For the director of the Prado, Miguel Falomir, the pandemic has led to at least one positive: a re-evaluation of their collection. With that, the Madrid museum has announced that their permanent collection will be reorganised to better represent and showcase works by foreign and female artists.
While the rehang hasn’t come about by “the whims of curators or the director,” nor has it been the result of the pandemic, per se, Falomir said that the museum’s forced closures had given staff the unique opportunity to revisit and reimagine the collection. Instead the decision was based on the want to make the museum “far more inclusive” and better portray different time periods and schools.
Rejigging the collection will take time, but it is possible that by the summer, some of the changes will already be noticeable. It also seems that some galleries will remain as they are.
An exhibition currently on view at the Prado, called “Uninvited Guests” was noted by Falomir as part of the learning curve to move forward with the reconfiguring of the museum. The exhibition opened at the museum in October and was the first show after the museum reopened following initial COVID-19 lockdowns in Spain. Javier Solana, president of the Prado board of trustees, said the show reflected the “Prado’s determination to continue being a reference point for culture, even in difficult times.” He continued stating that the exhibition aimed “to offer a reflection on the way in which the structures of power defended and disseminated the role of women in society through the visual arts, from the reign of Isabel II to that of her grandson Alfonso XIII.”
However, the exhibition was the recipient of criticism from some art critics and artists who believed the exhibition clung to misogynistic narratives. Early on in the run of “Uninvited Guests,” an art historian even proved that one of the paintings initially included in the exhibition and attributed to Concepción Mejía de Salvador was actually created by a male artist, Adolfo Sánchez Megías.
In recognition of these faults, Falomir said the Prado was taking onboard feedback and “some of the lessons” learned from the exhibition in rethinking the collection.

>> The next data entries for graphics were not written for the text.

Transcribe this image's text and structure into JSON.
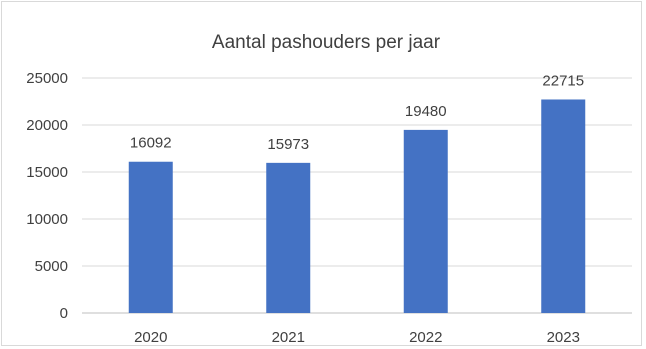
{
  "chart_data": {
    "type": "bar",
    "title": "Aantal pashouders per jaar",
    "categories": [
      "2020",
      "2021",
      "2022",
      "2023"
    ],
    "values": [
      16092,
      15973,
      19480,
      22715
    ],
    "data_labels": [
      "16092",
      "15973",
      "19480",
      "22715"
    ],
    "y_ticks": [
      "0",
      "5000",
      "10000",
      "15000",
      "20000",
      "25000"
    ],
    "ylim": [
      0,
      25000
    ],
    "xlabel": "",
    "ylabel": "",
    "grid": true,
    "legend": "none",
    "bar_color": "#4472c4"
  }
}
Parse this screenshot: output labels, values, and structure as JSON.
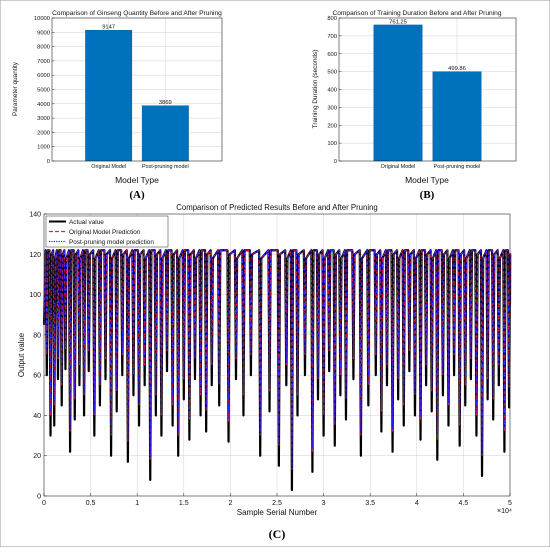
{
  "colors": {
    "bar": "#0072bd",
    "bar_stroke": "#00508a",
    "actual": "#000000",
    "original_pred": "#e8243c",
    "pruned_pred": "#1a1aff",
    "grid": "#d0d0d0",
    "axis": "#262626"
  },
  "chart_data": [
    {
      "id": "A",
      "type": "bar",
      "title": "Comparison of Ginseng Quantity Before and After Pruning",
      "xlabel": "Model Type",
      "ylabel": "Parameter quantity",
      "panel_label": "(A)",
      "categories": [
        "Original Model",
        "Post-pruning model"
      ],
      "values": [
        9147,
        3869
      ],
      "value_labels": [
        "9147",
        "3869"
      ],
      "ylim": [
        0,
        10000
      ],
      "yticks": [
        0,
        1000,
        2000,
        3000,
        4000,
        5000,
        6000,
        7000,
        8000,
        9000,
        10000
      ],
      "ytick_labels": [
        "0",
        "1000",
        "2000",
        "3000",
        "4000",
        "5000",
        "6000",
        "7000",
        "8000",
        "9000",
        "10000"
      ],
      "grid": true
    },
    {
      "id": "B",
      "type": "bar",
      "title": "Comparison of Training Duration Before and After Pruning",
      "xlabel": "Model Type",
      "ylabel": "Training Duration (seconds)",
      "panel_label": "(B)",
      "categories": [
        "Original Model",
        "Post-pruning model"
      ],
      "values": [
        761.25,
        499.86
      ],
      "value_labels": [
        "761.25",
        "499.86"
      ],
      "ylim": [
        0,
        800
      ],
      "yticks": [
        0,
        100,
        200,
        300,
        400,
        500,
        600,
        700,
        800
      ],
      "ytick_labels": [
        "0",
        "100",
        "200",
        "300",
        "400",
        "500",
        "600",
        "700",
        "800"
      ],
      "grid": true
    },
    {
      "id": "C",
      "type": "line",
      "title": "Comparison of Predicted Results Before and After Pruning",
      "xlabel": "Sample Serial Number",
      "ylabel": "Output value",
      "panel_label": "(C)",
      "xlim": [
        0,
        5
      ],
      "x_multiplier": "×10⁴",
      "xticks": [
        0,
        0.5,
        1,
        1.5,
        2,
        2.5,
        3,
        3.5,
        4,
        4.5,
        5
      ],
      "xtick_labels": [
        "0",
        "0.5",
        "1",
        "1.5",
        "2",
        "2.5",
        "3",
        "3.5",
        "4",
        "4.5",
        "5"
      ],
      "ylim": [
        0,
        140
      ],
      "yticks": [
        0,
        20,
        40,
        60,
        80,
        100,
        120,
        140
      ],
      "ytick_labels": [
        "0",
        "20",
        "40",
        "60",
        "80",
        "100",
        "120",
        "140"
      ],
      "grid": true,
      "legend_position": "top-left",
      "series": [
        {
          "name": "Actual value",
          "style": "solid"
        },
        {
          "name": "Original Model Prediction",
          "style": "dashed"
        },
        {
          "name": "Post-pruning model prediction",
          "style": "dotted"
        }
      ],
      "peak_value": 122,
      "troughs": [
        [
          0.03,
          60
        ],
        [
          0.07,
          30
        ],
        [
          0.11,
          35
        ],
        [
          0.15,
          58
        ],
        [
          0.19,
          45
        ],
        [
          0.23,
          63
        ],
        [
          0.28,
          22
        ],
        [
          0.33,
          38
        ],
        [
          0.38,
          55
        ],
        [
          0.43,
          40
        ],
        [
          0.48,
          62
        ],
        [
          0.54,
          30
        ],
        [
          0.6,
          45
        ],
        [
          0.66,
          58
        ],
        [
          0.72,
          20
        ],
        [
          0.78,
          42
        ],
        [
          0.84,
          60
        ],
        [
          0.9,
          17
        ],
        [
          0.96,
          50
        ],
        [
          1.02,
          35
        ],
        [
          1.08,
          55
        ],
        [
          1.14,
          8
        ],
        [
          1.2,
          40
        ],
        [
          1.26,
          30
        ],
        [
          1.32,
          62
        ],
        [
          1.38,
          35
        ],
        [
          1.44,
          20
        ],
        [
          1.5,
          48
        ],
        [
          1.56,
          28
        ],
        [
          1.62,
          58
        ],
        [
          1.68,
          40
        ],
        [
          1.74,
          32
        ],
        [
          1.8,
          55
        ],
        [
          1.88,
          45
        ],
        [
          1.98,
          27
        ],
        [
          2.06,
          58
        ],
        [
          2.14,
          40
        ],
        [
          2.22,
          60
        ],
        [
          2.32,
          20
        ],
        [
          2.42,
          42
        ],
        [
          2.52,
          15
        ],
        [
          2.6,
          55
        ],
        [
          2.66,
          3
        ],
        [
          2.72,
          40
        ],
        [
          2.8,
          60
        ],
        [
          2.88,
          12
        ],
        [
          2.94,
          48
        ],
        [
          3.0,
          30
        ],
        [
          3.06,
          62
        ],
        [
          3.12,
          25
        ],
        [
          3.18,
          50
        ],
        [
          3.24,
          38
        ],
        [
          3.32,
          58
        ],
        [
          3.4,
          20
        ],
        [
          3.48,
          45
        ],
        [
          3.56,
          60
        ],
        [
          3.62,
          32
        ],
        [
          3.68,
          55
        ],
        [
          3.74,
          22
        ],
        [
          3.8,
          48
        ],
        [
          3.86,
          35
        ],
        [
          3.92,
          62
        ],
        [
          3.98,
          40
        ],
        [
          4.04,
          28
        ],
        [
          4.1,
          55
        ],
        [
          4.16,
          42
        ],
        [
          4.22,
          18
        ],
        [
          4.28,
          50
        ],
        [
          4.34,
          35
        ],
        [
          4.4,
          60
        ],
        [
          4.46,
          25
        ],
        [
          4.52,
          45
        ],
        [
          4.58,
          58
        ],
        [
          4.64,
          30
        ],
        [
          4.7,
          10
        ],
        [
          4.76,
          48
        ],
        [
          4.82,
          38
        ],
        [
          4.88,
          55
        ],
        [
          4.94,
          22
        ],
        [
          4.99,
          44
        ]
      ]
    }
  ]
}
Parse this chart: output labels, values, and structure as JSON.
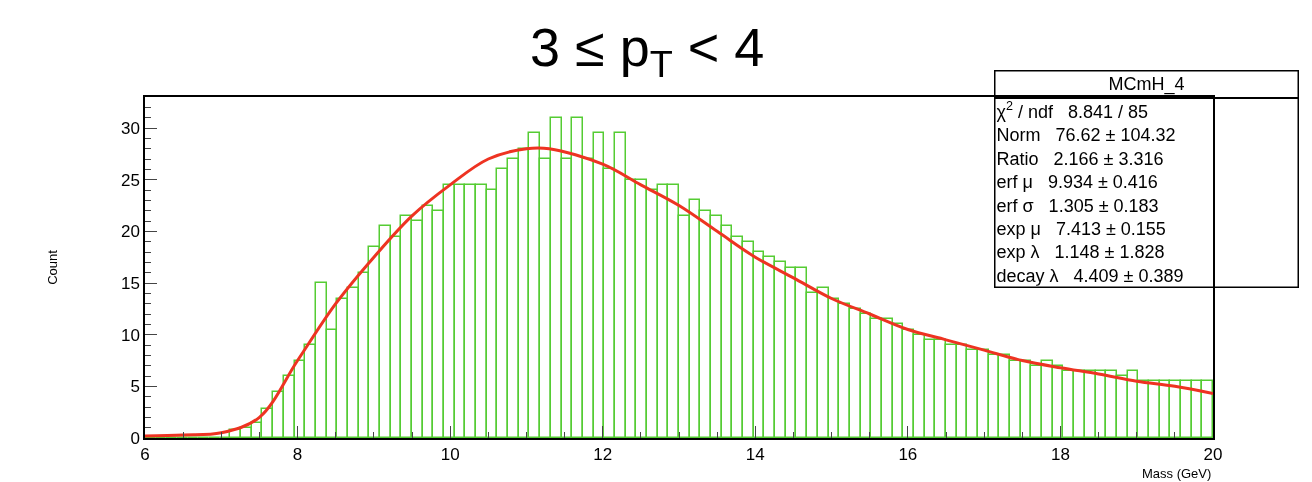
{
  "chart_data": {
    "type": "histogram",
    "title": "3 ≤ p$_{T}$ < 4",
    "xlabel": "Mass (GeV)",
    "ylabel": "Count",
    "bins": [
      6.0,
      6.14,
      6.28,
      6.42,
      6.56,
      6.7,
      6.84,
      6.98,
      7.12,
      7.26,
      7.4,
      7.54,
      7.68,
      7.82,
      7.96,
      8.1,
      8.24,
      8.38,
      8.52,
      8.66,
      8.8,
      8.94,
      9.08,
      9.22,
      9.36,
      9.5,
      9.64,
      9.78,
      9.92,
      10.06,
      10.2,
      10.34,
      10.48,
      10.62,
      10.76,
      10.9,
      11.04,
      11.18,
      11.32,
      11.46,
      11.6,
      11.74,
      11.88,
      12.02,
      12.16,
      12.3,
      12.44,
      12.58,
      12.72,
      12.86,
      13.0,
      13.14,
      13.28,
      13.42,
      13.56,
      13.7,
      13.84,
      13.98,
      14.12,
      14.26,
      14.4,
      14.54,
      14.68,
      14.82,
      14.96,
      15.1,
      15.24,
      15.38,
      15.52,
      15.66,
      15.8,
      15.94,
      16.08,
      16.22,
      16.36,
      16.5,
      16.64,
      16.78,
      16.92,
      17.06,
      17.2,
      17.34,
      17.48,
      17.62,
      17.76,
      17.9,
      18.04,
      18.18,
      18.32,
      18.46,
      18.6,
      18.74,
      18.88,
      19.02,
      19.16,
      19.3,
      19.44,
      19.58,
      19.72,
      19.86,
      20.0
    ],
    "values": [
      0,
      0,
      0,
      0,
      0,
      0,
      0,
      0,
      0.8,
      1,
      1.5,
      2.8,
      4.5,
      6,
      7.5,
      9,
      15,
      10.5,
      13.5,
      14.5,
      16,
      18.5,
      20.5,
      19.5,
      21.5,
      21,
      22.5,
      22,
      24.5,
      24.5,
      24.5,
      24.5,
      24,
      26,
      27,
      28,
      29.5,
      27,
      31,
      27,
      31,
      27,
      29.5,
      26,
      29.5,
      25,
      25,
      24,
      24.5,
      24.5,
      21.5,
      23,
      22,
      21.5,
      20.5,
      19.5,
      19,
      18,
      17.5,
      17,
      16.5,
      16.5,
      14,
      14.5,
      13.5,
      13,
      12.5,
      12,
      11.5,
      11.5,
      11,
      10.5,
      10,
      9.5,
      9.5,
      9,
      9,
      8.5,
      8.5,
      8,
      8,
      7.5,
      7.5,
      7,
      7.5,
      7,
      6.5,
      6.5,
      6.5,
      6.5,
      6.5,
      6,
      6.5,
      5.5,
      5.5,
      5.5,
      5.5,
      5.5,
      5.5,
      5.5
    ],
    "color": "#55cc33",
    "series": [
      {
        "type": "line",
        "color": "#ee3322",
        "x": [
          6,
          6.5,
          7,
          7.5,
          8,
          8.5,
          9,
          9.5,
          10,
          10.5,
          11,
          11.3,
          12,
          12.5,
          13,
          13.5,
          14,
          14.5,
          15,
          15.5,
          16,
          16.5,
          17,
          17.5,
          18,
          18.5,
          19,
          19.5,
          20
        ],
        "values": [
          0.2,
          0.3,
          0.5,
          2,
          7.5,
          13,
          17.5,
          21.5,
          24.5,
          27,
          28,
          28,
          26.5,
          24.5,
          22.5,
          20,
          17.5,
          15.5,
          13.5,
          12,
          10.5,
          9.5,
          8.5,
          7.5,
          6.8,
          6.2,
          5.5,
          5,
          4.3
        ]
      }
    ],
    "xlim": [
      6,
      20
    ],
    "xticks": [
      6,
      8,
      10,
      12,
      14,
      16,
      18,
      20
    ],
    "ylim": [
      0,
      33
    ],
    "yticks": [
      0,
      5,
      10,
      15,
      20,
      25,
      30
    ],
    "annotations": [
      "MCmH_4",
      "χ$^{2}$ / ndf   8.841 / 85",
      "Norm   76.62 ± 104.32",
      "Ratio   2.166 ± 3.316",
      "erf μ   9.934 ± 0.416",
      "erf σ   1.305 ± 0.183",
      "exp μ   7.413 ± 0.155",
      "exp λ   1.148 ± 1.828",
      "decay λ   4.409 ± 0.389"
    ]
  }
}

“There are artistic phenomena and artists who have been totally excluded until now – not just women but aspects as important as social painting, which hadn’t found a place in the 19th-century collection … or painting from different parts of the world, such as the Philippines, whose art is finding itself more and more appreciated,” Falomir said. “It’s not just a question of gender – although women have certainly been excluded from the museum’s permanent collection and its exhibitions,” he continued. “There are also whole periods in the history of art and whole regions that have been excluded. Bit by bit, we’re going to have a more inclusive Prado when it comes to this.”
In addition to the rehang, the Prado has committed to continuing their work to better represent women within the institution. Falomir said the museum will continue to highlight female artists with exhibitions and acquire works by women for their permanent collection. The museum also hopes to increase visibility for female artists through a new research grant that will work through issues of gender in relation to the arts.